Wat is een piccolo -bas?

Een piccolo -bas verwijst naar een basinstrument in de gitaarfamilie of een basinstrument in de vioolfamilie. Beide instrumenten komen het meest voor bij het jazzgenre. Ze werden ontwikkeld om instrumenten van een lager bereik met een verhoogde faciliteit en een andere tonale kleur te krijgen. Heel breed kan Piccolo Bass elk instrument betekenen dat valt tussen de bas- en tenorleden van een instrumentfamilie in grootte of afstemming.

Bij het verwijzen naar het lid van de gitaarfamilie betekent Piccolo Bass een basgitaar die een octaaf hoger dan gebruikelijk is afgestemd. Vier snaren komen waarschijnlijk het meest voor, maar het is niet ongebruikelijk om modellen met maximaal acht te zien. Standaardafstemming voor een gewone vier-snarige bas is E1, A1, D2 en G2. Piccolo -bassen met aldus vier snaren zijn afgestemd E2, A2, D3 en G3.

De uptuning op een basgitaar is mogelijk door de lengte van de nek van de gitaar te verkorten. Een muzikant kan ook zijn gewone bas omzetten in een piccolo -bas, simpelweg door dunnere snaren aan te trekken,wat waarschijnlijk vaker voorkomt.
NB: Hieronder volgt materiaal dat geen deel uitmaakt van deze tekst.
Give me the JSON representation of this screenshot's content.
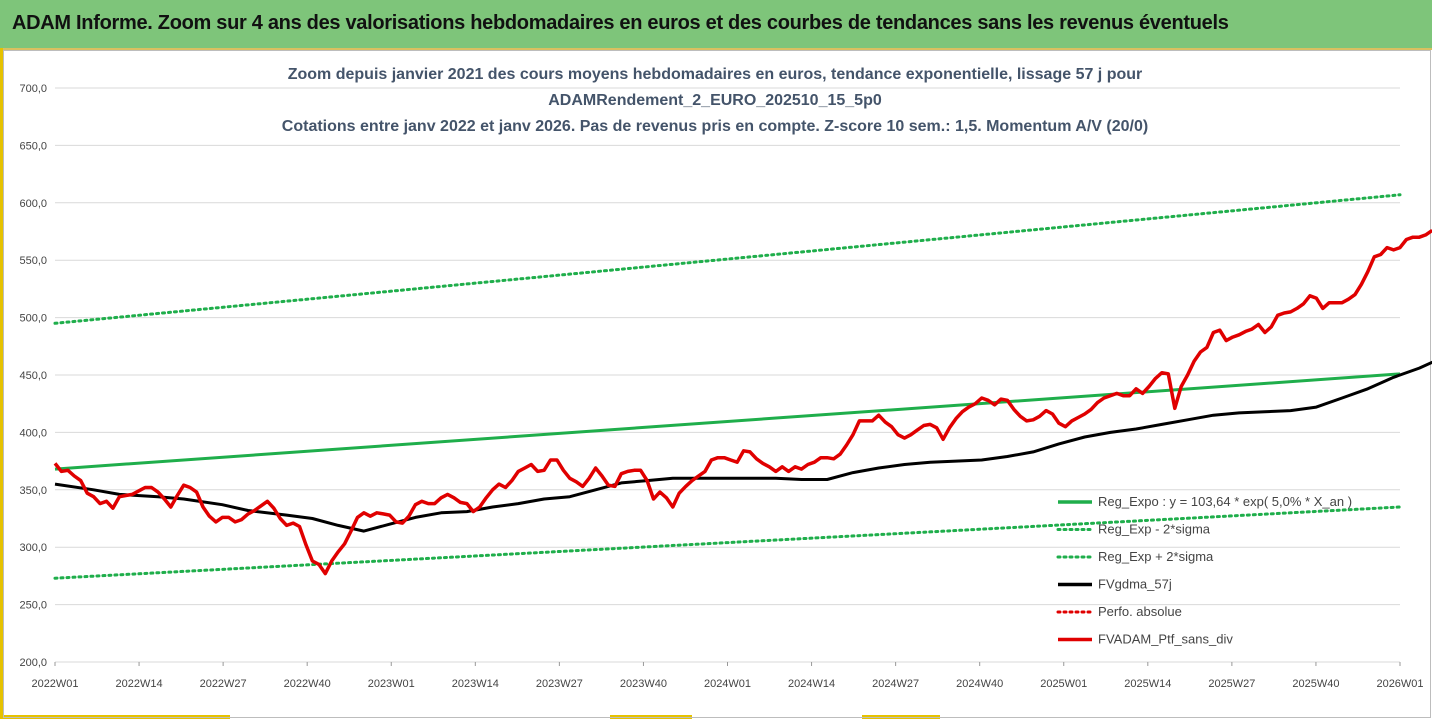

Dit werkt omdat dikkere snaren met een langzamere snelheid trillen, lagere toonhoogtes produceren, terwijl een dunne touw sneller kan trillen en een hogere toonhoogte kan produceren. Dus in theorie kan elke standaardbas ook een piccolo -bas zijn met de juiste stringset.

Hoewel een piccolo basgitaar niet erg bass-achtig klinkt, houden muzikanten van dit soort bas omdat het een andere tonale kleur heeft. Het instrument is zacht, maar heeft niet de modderheid van een gewone bas. De afstand van de snaren op een bas stelt gitaristen in staat om technieken uit te voeren zoals slaan die niet mogelijk zijn op gewone gitaren. Ze kunnen de bas spelen als een primair, virtuoos loodinstrument als gevolg daarvan in plaats van eenvoudigweg de baslijn van een werk te ondersteunen.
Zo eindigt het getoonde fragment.